The Monday of the May two-four weekend, or Victoria Day as the nostalgic among us call it, started out like many other days. Before the clock struck 7 in the morning, I greeted our grocery delivery woman, who was dropping off our regular order. Then I made a quick run to the local coffee shop, where I enjoyed a latte as a holiday indulgence, served to me by the regular barista. I asked her whether she minded working on a holiday and she responded: "Everyone I know works today."
On my way home, I passed by shops that were just starting to open and gardeners going about their routine. Then I served my own kids breakfast as I waited for our babysitter, who would watch my youngest as I went about my own work calling customers and colleagues in the United States and the U.K. That evening, my son's enriched math class ran, as it does every Monday, holiday or not.
This "holiday" offers me and many others a little bit of down time to get a head start on an otherwise busy week. While many may lament this new world of work, where we are always on, it's a benefit as much as it's a curse. Having others at work allowed me to get my errands done so that I would not have to squeeze them into an otherwise shortened workweek.
However, much like Sunday shopping needed to be reconsidered 25 years ago in Ontario, the concept of statutory holidays could use some rethinking to be aligned with today's working trends and our multicultural environment.
Let's start with the statutory holidays that coincide with religious events on the Christian calendar. In my earlier years, I always volunteered to work Christmas and Boxing Day, since the days carried no personal meaning for me. I negotiated taking days off on Jewish holidays instead. However, after having children, I accepted the government-mandated holiday since schools and daycares closed down, so my family enjoyed the day off together, despite the fact that it held no special significance for us.
These religious-turned-secular holidays effectively provide greater benefit to some members of the population than others, according to Stuart Rudner, a founding partner of Rudner MacDonald LLP, an employment law boutique in Toronto. Those who don't celebrate Christmas and Easter must make their own, imperfect arrangements around school and work. While Mr. Rudner acknowledges there is no perfect solution, it may be time to explore some alternatives. That may include offering employees a designated number of "holy days," rather than specifically granting Christmas, Easter and Boxing Day off.

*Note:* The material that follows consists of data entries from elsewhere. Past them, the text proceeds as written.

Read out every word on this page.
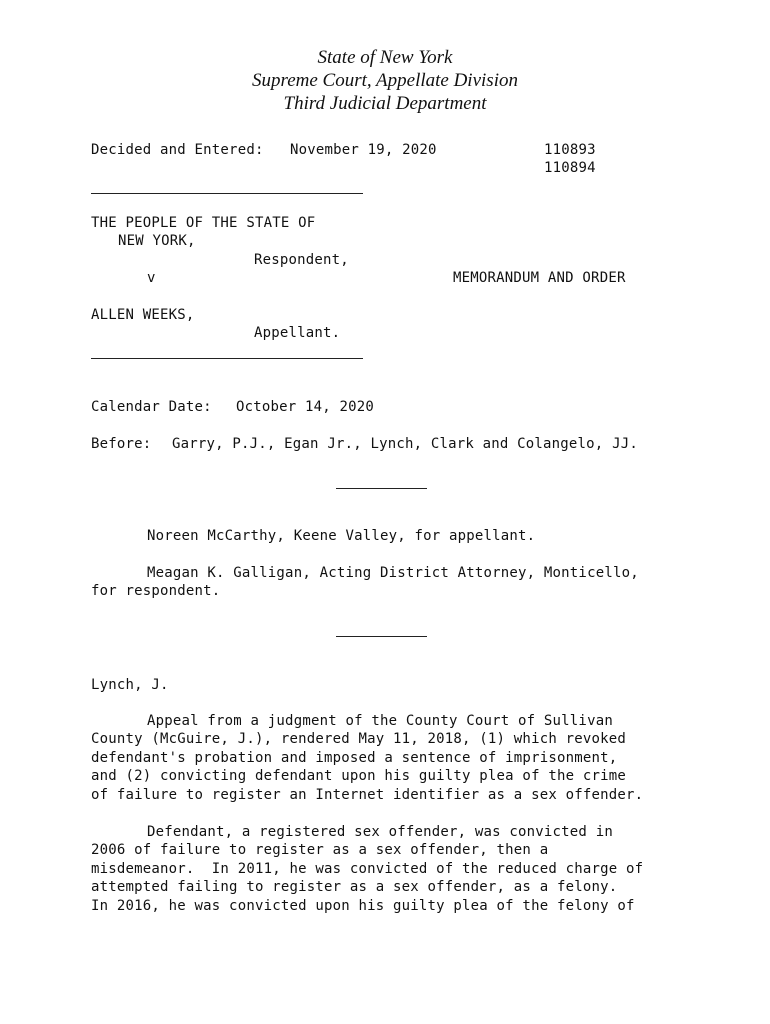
State of New York
Supreme Court, Appellate Division
Third Judicial Department
Decided and Entered: November 19, 2020	110893
110894
THE PEOPLE OF THE STATE OF
NEW YORK,
Respondent,
v	MEMORANDUM AND ORDER
ALLEN WEEKS,
Appellant.
Calendar Date: October 14, 2020
Before: Garry, P.J., Egan Jr., Lynch, Clark and Colangelo, JJ.
Noreen McCarthy, Keene Valley, for appellant.
Meagan K. Galligan, Acting District Attorney, Monticello,
for respondent.
Lynch, J.
Appeal from a judgment of the County Court of Sullivan
County (McGuire, J.), rendered May 11, 2018, (1) which revoked
defendant's probation and imposed a sentence of imprisonment,
and (2) convicting defendant upon his guilty plea of the crime
of failure to register an Internet identifier as a sex offender.
Defendant, a registered sex offender, was convicted in
2006 of failure to register as a sex offender, then a
misdemeanor.  In 2011, he was convicted of the reduced charge of
attempted failing to register as a sex offender, as a felony.
In 2016, he was convicted upon his guilty plea of the felony of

Granted, this would be a bumpy move for many employers – and possibly a scheduling nightmare – but the way our always-on economy is heading, I suspect that most would adapt relatively quickly.
Other multicultural cities are also exploring innovative approaches to holidays. New York City's public schools, for example, now observe Muslim holidays.
Religion aside, what many of us consider to be government-sanctioned holidays remain days off in theory only. My barista surely opened up the shop as early as always on this holiday Monday. Many restaurants, hotels and other service-based business are expected to stay open regardless of the holiday and that means some of their employees must show up for work. In that case, trading certain holidays for others that are more relevant may not only suit employees, but their employers, too.
The goal of rethinking statutory holidays is not to ensure we take less time off, but to allow people to take those days when it suits them, and recognize that in our 24/7 economy, this is not always the case.
"I've always been a big fan of floating holidays. Most friends of ours, like us, are not religious and would rather use paid holidays for things like our wedding anniversaries and birthdays," said Aimee Levens, a recruiting consultant in Portland, Ore. Though her husband was going to be paid overtime for working the Memorial Day holiday on Monday, Ms. Levens said they would have preferred he have the option to take another day off in lieu, as he gets only one week of paid vacation a year.
Not everyone believes that floating holidays are a panacea for our existing work force culture. Maradene Wills, manager of employee insights and analytics at Bank of Nova Scotia, worries that while floating holidays sound good, it places government-sanctioned holidays on the slippery slope to being rescinded, especially by small companies looking to save money.
"You can call an official government-sanctioned day off work – anything you want – just don't take it away," Ms. Wills said.